As Sweden assumes the presidency of the European Union today, it inherits financial crisis, a tenuous balance of power in the region, and major concerns over climate change policy leading up to Copenhagen’s summit this December. Not the easiest role to step into, something Sweden’s Foreign Minister Carl Bildt admitted to the TT news agency when he commented, “Miracles are not on our agenda.”
In addition to the many issues facing the EU, Swedish ministers have expressed their desire to fast-track Iceland into EU membership. Sweden is regarded as “expansion friendly” by many other EU member states, an attitude that some eager non-member nations hope will aid their cause.
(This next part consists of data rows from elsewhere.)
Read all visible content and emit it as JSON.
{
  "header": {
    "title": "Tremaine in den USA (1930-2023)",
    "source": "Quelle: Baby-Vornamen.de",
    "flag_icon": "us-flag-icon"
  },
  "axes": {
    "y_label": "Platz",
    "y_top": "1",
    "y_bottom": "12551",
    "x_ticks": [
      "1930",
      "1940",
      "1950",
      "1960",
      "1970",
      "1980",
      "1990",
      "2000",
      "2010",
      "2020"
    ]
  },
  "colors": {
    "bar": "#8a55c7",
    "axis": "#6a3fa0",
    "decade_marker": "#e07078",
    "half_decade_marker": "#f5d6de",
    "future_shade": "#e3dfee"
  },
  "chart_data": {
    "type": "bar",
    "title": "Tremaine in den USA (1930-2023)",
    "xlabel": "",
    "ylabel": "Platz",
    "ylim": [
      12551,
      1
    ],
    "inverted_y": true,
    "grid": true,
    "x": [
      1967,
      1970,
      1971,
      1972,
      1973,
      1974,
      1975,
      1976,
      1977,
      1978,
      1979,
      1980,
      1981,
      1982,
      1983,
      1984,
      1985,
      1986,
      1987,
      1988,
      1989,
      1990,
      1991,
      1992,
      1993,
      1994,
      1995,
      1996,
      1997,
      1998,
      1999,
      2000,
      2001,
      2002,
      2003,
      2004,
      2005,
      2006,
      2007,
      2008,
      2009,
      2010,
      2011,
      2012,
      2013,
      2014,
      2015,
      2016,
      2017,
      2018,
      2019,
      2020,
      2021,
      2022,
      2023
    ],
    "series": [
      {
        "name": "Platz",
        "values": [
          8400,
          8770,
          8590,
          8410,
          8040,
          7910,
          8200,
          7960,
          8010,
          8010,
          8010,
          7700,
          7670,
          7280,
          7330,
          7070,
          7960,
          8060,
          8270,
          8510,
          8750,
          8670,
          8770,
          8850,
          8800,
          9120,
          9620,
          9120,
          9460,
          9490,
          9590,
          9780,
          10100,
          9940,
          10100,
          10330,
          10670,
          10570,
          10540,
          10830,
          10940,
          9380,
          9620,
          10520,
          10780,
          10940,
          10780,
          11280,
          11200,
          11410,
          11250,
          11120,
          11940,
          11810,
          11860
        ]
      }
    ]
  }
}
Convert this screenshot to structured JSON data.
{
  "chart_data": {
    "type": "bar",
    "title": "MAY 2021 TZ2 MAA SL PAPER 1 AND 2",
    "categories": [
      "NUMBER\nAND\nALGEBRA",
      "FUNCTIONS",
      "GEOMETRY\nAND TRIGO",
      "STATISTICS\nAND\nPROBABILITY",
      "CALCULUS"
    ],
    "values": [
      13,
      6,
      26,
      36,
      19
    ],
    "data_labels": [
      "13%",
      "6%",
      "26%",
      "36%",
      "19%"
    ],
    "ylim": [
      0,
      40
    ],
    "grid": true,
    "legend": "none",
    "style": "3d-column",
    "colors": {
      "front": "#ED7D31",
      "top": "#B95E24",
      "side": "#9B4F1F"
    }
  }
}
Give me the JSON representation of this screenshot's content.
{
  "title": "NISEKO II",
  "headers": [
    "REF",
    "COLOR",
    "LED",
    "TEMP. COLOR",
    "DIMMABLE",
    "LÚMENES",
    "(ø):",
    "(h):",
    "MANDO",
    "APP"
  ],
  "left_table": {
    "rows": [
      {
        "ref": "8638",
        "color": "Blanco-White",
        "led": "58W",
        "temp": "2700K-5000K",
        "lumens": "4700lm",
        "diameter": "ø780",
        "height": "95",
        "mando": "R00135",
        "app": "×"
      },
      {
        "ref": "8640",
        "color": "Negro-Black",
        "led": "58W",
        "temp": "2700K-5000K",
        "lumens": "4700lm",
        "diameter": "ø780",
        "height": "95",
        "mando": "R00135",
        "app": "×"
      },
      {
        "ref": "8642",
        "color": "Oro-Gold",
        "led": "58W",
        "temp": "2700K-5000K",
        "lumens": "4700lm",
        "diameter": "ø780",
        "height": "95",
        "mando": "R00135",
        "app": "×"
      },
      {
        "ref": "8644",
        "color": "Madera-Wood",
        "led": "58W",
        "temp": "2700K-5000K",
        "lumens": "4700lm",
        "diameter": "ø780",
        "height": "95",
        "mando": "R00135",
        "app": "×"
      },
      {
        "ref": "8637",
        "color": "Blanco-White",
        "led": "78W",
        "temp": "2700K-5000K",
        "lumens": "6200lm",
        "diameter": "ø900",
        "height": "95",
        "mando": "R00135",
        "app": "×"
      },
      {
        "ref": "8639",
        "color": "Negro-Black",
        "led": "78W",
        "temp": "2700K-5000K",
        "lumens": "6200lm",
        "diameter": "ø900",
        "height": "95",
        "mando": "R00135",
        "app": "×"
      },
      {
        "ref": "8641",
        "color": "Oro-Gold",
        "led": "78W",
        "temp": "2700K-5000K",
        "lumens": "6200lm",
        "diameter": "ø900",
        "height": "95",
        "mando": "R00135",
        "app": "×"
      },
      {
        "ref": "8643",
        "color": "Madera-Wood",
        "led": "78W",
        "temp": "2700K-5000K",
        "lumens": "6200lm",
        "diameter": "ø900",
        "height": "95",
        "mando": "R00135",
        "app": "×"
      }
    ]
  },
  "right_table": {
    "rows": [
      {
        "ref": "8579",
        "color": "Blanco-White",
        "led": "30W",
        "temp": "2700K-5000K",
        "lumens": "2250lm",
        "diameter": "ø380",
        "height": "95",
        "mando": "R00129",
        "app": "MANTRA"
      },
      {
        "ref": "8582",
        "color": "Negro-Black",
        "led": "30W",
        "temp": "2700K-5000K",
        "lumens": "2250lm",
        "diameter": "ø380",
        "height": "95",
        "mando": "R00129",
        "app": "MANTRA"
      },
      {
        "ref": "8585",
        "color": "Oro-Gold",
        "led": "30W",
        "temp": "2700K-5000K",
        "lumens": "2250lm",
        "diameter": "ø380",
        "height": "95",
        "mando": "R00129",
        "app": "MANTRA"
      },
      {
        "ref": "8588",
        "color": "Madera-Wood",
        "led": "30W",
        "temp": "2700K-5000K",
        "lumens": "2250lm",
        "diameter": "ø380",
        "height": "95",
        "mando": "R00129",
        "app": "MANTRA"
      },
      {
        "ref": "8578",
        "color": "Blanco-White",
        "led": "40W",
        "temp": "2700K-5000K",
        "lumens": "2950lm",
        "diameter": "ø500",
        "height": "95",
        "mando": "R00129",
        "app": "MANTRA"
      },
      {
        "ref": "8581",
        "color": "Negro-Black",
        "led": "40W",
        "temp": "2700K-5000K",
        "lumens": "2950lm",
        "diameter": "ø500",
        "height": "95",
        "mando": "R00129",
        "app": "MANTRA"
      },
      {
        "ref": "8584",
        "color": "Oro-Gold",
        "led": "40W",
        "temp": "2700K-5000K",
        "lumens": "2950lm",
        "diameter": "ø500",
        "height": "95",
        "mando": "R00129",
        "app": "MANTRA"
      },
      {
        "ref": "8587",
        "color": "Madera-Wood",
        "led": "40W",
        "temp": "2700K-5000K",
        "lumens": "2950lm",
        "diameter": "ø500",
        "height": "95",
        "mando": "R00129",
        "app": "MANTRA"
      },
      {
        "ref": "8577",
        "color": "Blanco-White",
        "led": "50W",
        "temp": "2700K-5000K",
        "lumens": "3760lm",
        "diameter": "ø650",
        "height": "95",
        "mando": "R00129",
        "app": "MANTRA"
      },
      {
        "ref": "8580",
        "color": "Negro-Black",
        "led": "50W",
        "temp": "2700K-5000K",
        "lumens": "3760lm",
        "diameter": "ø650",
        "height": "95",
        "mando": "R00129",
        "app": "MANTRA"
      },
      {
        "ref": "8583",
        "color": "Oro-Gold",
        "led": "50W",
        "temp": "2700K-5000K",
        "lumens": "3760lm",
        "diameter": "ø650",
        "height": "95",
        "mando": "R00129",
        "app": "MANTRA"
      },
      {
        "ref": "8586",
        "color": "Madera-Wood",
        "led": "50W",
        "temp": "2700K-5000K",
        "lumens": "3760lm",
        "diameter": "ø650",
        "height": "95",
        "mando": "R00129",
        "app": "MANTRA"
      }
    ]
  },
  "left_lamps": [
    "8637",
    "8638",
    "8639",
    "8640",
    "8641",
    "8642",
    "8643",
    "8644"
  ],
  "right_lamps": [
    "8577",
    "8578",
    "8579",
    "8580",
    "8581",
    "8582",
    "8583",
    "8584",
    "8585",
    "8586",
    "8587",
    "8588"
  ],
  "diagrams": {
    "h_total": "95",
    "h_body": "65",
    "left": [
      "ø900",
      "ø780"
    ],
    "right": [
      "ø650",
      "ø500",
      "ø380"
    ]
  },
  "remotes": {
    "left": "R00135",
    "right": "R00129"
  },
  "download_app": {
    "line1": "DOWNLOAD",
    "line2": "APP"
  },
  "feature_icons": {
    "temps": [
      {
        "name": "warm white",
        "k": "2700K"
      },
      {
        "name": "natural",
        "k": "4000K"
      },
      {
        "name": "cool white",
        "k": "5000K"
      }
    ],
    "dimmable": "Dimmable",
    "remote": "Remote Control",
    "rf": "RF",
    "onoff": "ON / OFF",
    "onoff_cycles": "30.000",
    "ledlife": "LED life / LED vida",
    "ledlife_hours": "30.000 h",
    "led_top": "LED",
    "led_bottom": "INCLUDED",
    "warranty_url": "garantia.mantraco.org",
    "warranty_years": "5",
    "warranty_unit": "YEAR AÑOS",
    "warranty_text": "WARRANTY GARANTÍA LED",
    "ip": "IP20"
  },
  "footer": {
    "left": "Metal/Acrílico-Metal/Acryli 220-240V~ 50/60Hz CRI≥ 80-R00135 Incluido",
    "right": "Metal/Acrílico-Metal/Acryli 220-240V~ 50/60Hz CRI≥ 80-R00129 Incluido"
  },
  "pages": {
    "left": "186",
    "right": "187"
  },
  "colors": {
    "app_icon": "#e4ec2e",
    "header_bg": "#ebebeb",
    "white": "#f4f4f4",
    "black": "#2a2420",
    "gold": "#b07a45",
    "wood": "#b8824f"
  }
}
Topping Sweden’s list of priorities for its term is negotiating a global treaty dealing with climate change and dealing with the financial crisis, according to The Local. But many other European issues will remain in limbo until Ireland votes on the revised Lisbon treaty in October. A newly elected EU Parliament and an EU Commission on its way out will also slow down the initial pace of progress.
Sweden’s Prime Minister Fredrik Reinfeldt has commented that he feels the EU presidency will be “extremely trying” for his country but added that getting Iceland into the club is one of his missions. Unfortunately for the island nation, there’s a pervasive sense of “expansion fatigue” right now in the EU over the induction of new members. But Iceland can apparently speed up the process by not making too many exemption demands.